Nowadays nearly everyone has a mobile device with a video and still camera on it, and nearly everyone puts the best of that media to the Internet, whether it be to post photos to Flickr or Facebook, or uploading videos to YouTube. But even though there’s a growing demand for more of this amateur and semi-professional content, there aren’t very many great tools for making it available to those who want to license and use it.

That could change, with the release of T3Media’s Paya platform, which will provide a self-serve marketplace to let anyone make his or her content licensable. Using Paya, content creators will be able to ingest content from various platforms where it already exists — such as YouTube, Vimeo, Flickr, and Facebook — and add “buy” links to it, quickly and easily.

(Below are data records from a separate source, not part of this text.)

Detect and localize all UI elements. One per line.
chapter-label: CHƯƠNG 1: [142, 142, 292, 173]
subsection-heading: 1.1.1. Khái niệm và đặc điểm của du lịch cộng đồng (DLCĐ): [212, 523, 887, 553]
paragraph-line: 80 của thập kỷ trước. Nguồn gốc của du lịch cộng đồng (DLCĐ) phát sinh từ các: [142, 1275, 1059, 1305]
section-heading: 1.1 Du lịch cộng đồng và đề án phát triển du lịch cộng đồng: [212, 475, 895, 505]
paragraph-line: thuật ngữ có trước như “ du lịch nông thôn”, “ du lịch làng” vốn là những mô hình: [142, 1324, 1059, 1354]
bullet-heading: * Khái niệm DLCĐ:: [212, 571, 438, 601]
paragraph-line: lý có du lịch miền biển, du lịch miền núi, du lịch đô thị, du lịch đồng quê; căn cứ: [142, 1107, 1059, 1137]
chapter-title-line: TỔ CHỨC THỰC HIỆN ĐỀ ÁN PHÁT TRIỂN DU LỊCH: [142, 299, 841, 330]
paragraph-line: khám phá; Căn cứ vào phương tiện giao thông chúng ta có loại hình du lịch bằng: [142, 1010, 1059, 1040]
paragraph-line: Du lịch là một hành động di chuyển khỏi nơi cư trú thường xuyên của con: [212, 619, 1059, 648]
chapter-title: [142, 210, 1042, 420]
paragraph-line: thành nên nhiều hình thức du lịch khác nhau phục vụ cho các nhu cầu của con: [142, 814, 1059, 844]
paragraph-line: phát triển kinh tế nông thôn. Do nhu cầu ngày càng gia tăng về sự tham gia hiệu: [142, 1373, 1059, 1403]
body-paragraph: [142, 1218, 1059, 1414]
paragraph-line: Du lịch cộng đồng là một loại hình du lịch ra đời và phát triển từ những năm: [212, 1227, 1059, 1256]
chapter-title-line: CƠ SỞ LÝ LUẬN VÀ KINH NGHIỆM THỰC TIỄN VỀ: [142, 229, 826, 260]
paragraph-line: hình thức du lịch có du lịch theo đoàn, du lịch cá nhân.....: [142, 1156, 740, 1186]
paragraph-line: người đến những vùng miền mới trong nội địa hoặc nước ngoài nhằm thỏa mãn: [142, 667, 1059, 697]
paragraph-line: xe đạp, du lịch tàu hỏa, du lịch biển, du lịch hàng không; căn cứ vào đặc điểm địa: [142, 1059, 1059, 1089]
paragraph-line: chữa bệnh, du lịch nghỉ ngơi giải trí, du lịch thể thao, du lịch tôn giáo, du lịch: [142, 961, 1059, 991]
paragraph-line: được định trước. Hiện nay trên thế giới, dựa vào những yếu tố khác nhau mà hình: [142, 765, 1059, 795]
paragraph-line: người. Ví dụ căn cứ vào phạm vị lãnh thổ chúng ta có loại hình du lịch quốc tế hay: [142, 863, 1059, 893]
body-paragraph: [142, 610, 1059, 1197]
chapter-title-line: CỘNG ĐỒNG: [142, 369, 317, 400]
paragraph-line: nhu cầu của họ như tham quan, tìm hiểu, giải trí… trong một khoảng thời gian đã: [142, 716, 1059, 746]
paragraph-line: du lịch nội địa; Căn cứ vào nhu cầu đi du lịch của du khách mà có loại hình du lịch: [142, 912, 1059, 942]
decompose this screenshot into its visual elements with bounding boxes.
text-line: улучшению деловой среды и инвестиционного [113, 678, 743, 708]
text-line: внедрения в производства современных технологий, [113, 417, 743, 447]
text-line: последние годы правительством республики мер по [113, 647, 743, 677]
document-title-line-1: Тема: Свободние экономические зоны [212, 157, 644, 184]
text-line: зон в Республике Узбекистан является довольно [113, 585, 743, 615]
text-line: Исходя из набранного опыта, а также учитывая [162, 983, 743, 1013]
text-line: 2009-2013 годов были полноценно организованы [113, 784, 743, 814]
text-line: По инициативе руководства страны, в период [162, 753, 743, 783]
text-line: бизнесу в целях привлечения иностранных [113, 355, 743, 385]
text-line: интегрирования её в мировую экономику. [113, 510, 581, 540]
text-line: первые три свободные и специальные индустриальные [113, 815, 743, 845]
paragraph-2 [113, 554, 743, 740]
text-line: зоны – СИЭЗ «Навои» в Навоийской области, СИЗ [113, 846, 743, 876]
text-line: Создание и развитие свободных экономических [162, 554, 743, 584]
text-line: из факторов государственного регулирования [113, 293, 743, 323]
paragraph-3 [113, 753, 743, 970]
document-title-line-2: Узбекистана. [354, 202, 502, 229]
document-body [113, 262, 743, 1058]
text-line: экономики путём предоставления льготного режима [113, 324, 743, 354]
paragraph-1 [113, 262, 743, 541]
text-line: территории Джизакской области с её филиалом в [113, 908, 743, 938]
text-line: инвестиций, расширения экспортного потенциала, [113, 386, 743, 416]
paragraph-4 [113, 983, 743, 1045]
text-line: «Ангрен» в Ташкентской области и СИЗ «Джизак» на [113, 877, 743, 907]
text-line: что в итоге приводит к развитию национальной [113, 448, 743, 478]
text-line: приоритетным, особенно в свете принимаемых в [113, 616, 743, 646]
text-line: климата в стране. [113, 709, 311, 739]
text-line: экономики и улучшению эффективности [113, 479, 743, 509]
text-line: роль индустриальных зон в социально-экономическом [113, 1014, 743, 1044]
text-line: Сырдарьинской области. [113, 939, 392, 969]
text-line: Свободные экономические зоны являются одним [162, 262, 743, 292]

It also lets sellers set their own licensing terms and pricing. But the best part is that sellers take 80 percent of all sales. That’s a great number when compared to other platforms, which generally take more than half of all licensing revenue as their cut.

T3Media — previously Thought Equity Motion — has spent the last several years delivering cloud-based content management and licensing for a number of major media companies, including the likes of Paramount, Sony Pictures, the NY Times, CBS News, the NCAA, National Geographic, and HDNet.

Now it’s opening up all the technology and infrastructure it’s built to support those clients, and coming to market with a product that will allow amateur and semi-professional content creators to also monetize their videos and photos. Paya, the platform it’s unveiling today, hopes to emerge as the largest index of licensable photo and video content worldwide.

Paya also provides a number of tools to help buyer discovery. While those who wish to license content can go to the Paya site to do so, T3Media recognizes that most video will be watched elsewhere, and photos are likely to be found on the origin site. So it provides an auto-tagging feature to instantly provide links on different pieces of content that funnel back to the licensing page.